Explain the foundational values and principles of Agile Marketing; Convey how the values and principles address the context and drivers, and provide a basis for a strong operating system that is a better fit for modern marketing functions.
- Differentiating Agile Marketing
Differentiate Agile Marketing from Agile Development and then from common misconceptions regarding approaches such as reactive marketing and unsustainable / ever-changing marketing.
- Customer Centricity Over Organizational Focus
Customer centricity is about listening to what customers are and are not saying, then marketing to them in ways that resonate. Achieving this requires direct customer interaction, an understanding of who our customers really are and an ability to identify their hidden needs.
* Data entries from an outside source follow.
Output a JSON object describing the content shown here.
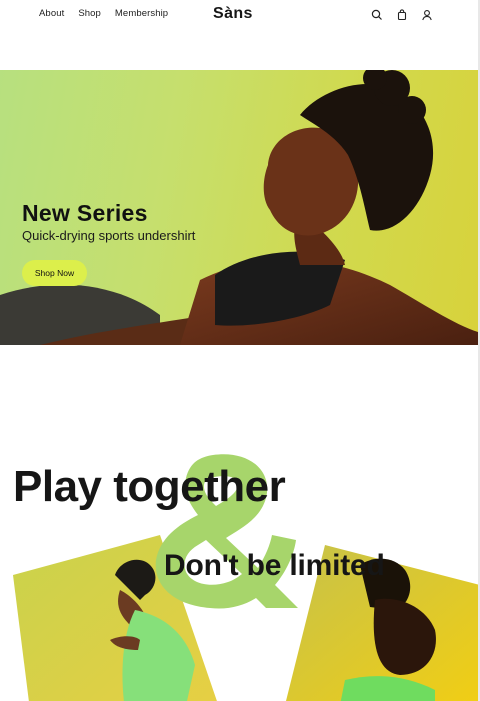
{
  "nav": {
    "about": "About",
    "shop": "Shop",
    "membership": "Membership"
  },
  "brand": {
    "logo": "Sàns"
  },
  "header_icons": [
    "search-icon",
    "bag-icon",
    "user-icon"
  ],
  "hero": {
    "title": "New Series",
    "subtitle": "Quick-drying sports undershirt",
    "cta": "Shop Now"
  },
  "promo": {
    "title": "Play together",
    "subtitle": "Don't be limited"
  },
  "colors": {
    "accent": "#dcef4b",
    "hero_bg": "#c6df6d",
    "text": "#161616",
    "ampersand": "#a7d56b"
  }
}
Organizations also need to shift from the perspective of “organization outward,” to “customer inward” (“we have a product to sell” vs. “you have a need we can meet.”)
- Understanding Customer Needs
Show techniques for generating insights into customer needs and for segmenting customers. The insights you develop will help you identify anomalies, pain points, issues or opportunities in the decision journeys of key customer segments.
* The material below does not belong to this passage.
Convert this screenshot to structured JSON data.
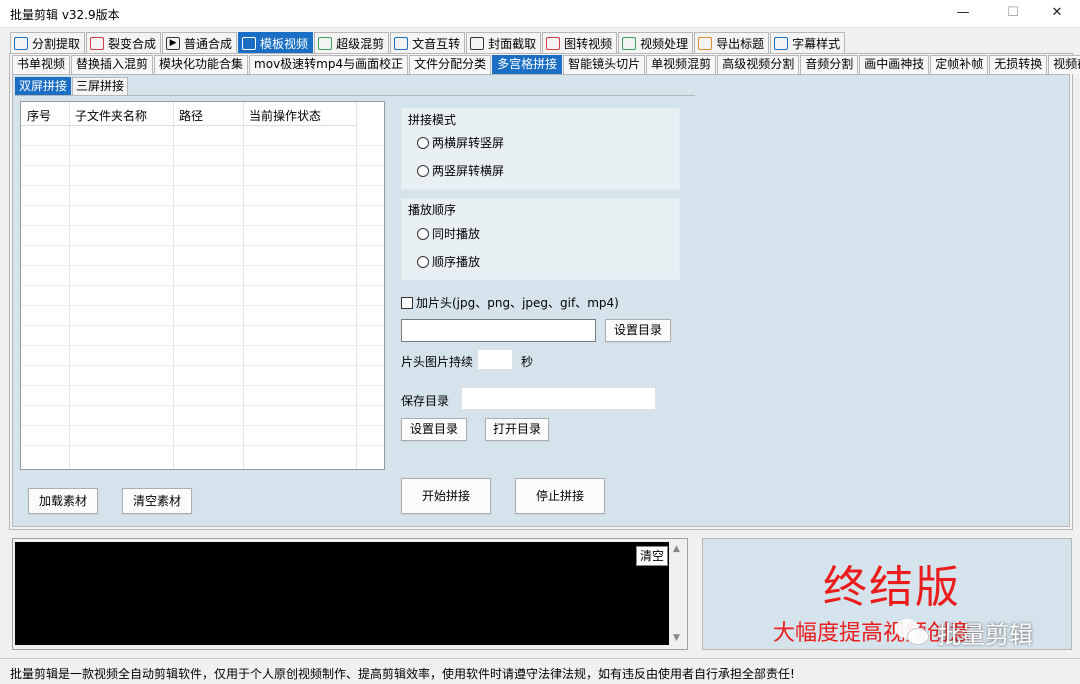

- Attracting and Retaining Customers by Building Trust
With considerable access to customer information comes significant responsibility – marketers need to be ethical and trustworthy in their use of customer information and build trust through each interaction.
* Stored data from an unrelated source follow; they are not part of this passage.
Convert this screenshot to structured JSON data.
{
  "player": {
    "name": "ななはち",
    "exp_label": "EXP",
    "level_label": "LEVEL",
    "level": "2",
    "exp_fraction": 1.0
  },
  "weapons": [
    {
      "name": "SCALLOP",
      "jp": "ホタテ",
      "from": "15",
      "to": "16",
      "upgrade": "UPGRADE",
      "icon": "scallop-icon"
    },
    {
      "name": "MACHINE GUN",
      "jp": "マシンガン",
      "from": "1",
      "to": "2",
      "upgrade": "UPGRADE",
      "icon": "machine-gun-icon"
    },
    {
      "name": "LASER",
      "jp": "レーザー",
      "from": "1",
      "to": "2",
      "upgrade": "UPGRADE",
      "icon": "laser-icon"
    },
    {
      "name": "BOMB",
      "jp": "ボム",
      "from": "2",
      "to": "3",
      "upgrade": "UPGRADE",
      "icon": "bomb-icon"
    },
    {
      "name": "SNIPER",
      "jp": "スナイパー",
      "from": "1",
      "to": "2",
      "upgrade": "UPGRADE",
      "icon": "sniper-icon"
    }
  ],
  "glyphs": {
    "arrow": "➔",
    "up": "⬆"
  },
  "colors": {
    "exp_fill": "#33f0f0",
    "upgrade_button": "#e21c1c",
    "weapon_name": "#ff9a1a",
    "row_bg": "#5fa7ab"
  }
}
- Focusing on Outcomes Over Outputs
Distinguish between value-add activities and those done out of habit or antiquated management approaches.
- Achieving Outcomes Through Marketing Backlogs and Stories
Describe how to create effective marketing backlogs by using user-centric techniques such as user stories
- Tools for Adaptive, Customer-Centric Marketing
Explain some of the tools (canvases, personas, story maps, etc.) which may be applicable in an Agile Marketing environment, and how they can be used.
- Delivering Marketing Value Through Cross-Functional Teams
Describe a variety of possible teamwork structures and discuss how they contribute toward or detract from Business Agility.
- Continuous Collaboration and Alignment Around Customer Outcomes
Illustrate the characteristics of agile teams and how they differ from traditional marketing teams.
- Making Marketing Work More Sustainable
Explain how to balance responsiveness and flexibility with stability and a predictable flow of work. Consider options for insulating the team from interruption while still embracing changing requirements.
- Flow-Based Approaches and WIP for Agile Marketing
Explain what it means to use a flow-based approach to plan and execute marketing work, including developing a visual system to track work.
- Benefits of Short Iterations for Marketing Work
Describe key practices, roles and artifacts of iterative agile approaches, most commonly encapsulated in the Scrum framework. Provide examples of adaptations that marketers can try if more prescriptive iterative practices do not quite work for them.
- Creating a Culture of Experimentation and Validated Learning
Show how to weave in experimentation into an Agile Marketing process and gain familiarity with experimentation-oriented frameworks and practices.
- Using Marketing Data to Inform Pivot / Persevere Decisions
Show how validated feedback needs to be actionable and actioned. Provide examples of changing plans, changing approaches, abandoning things that do not work, amplifying those that do and pivoting to new directions based on the information collected.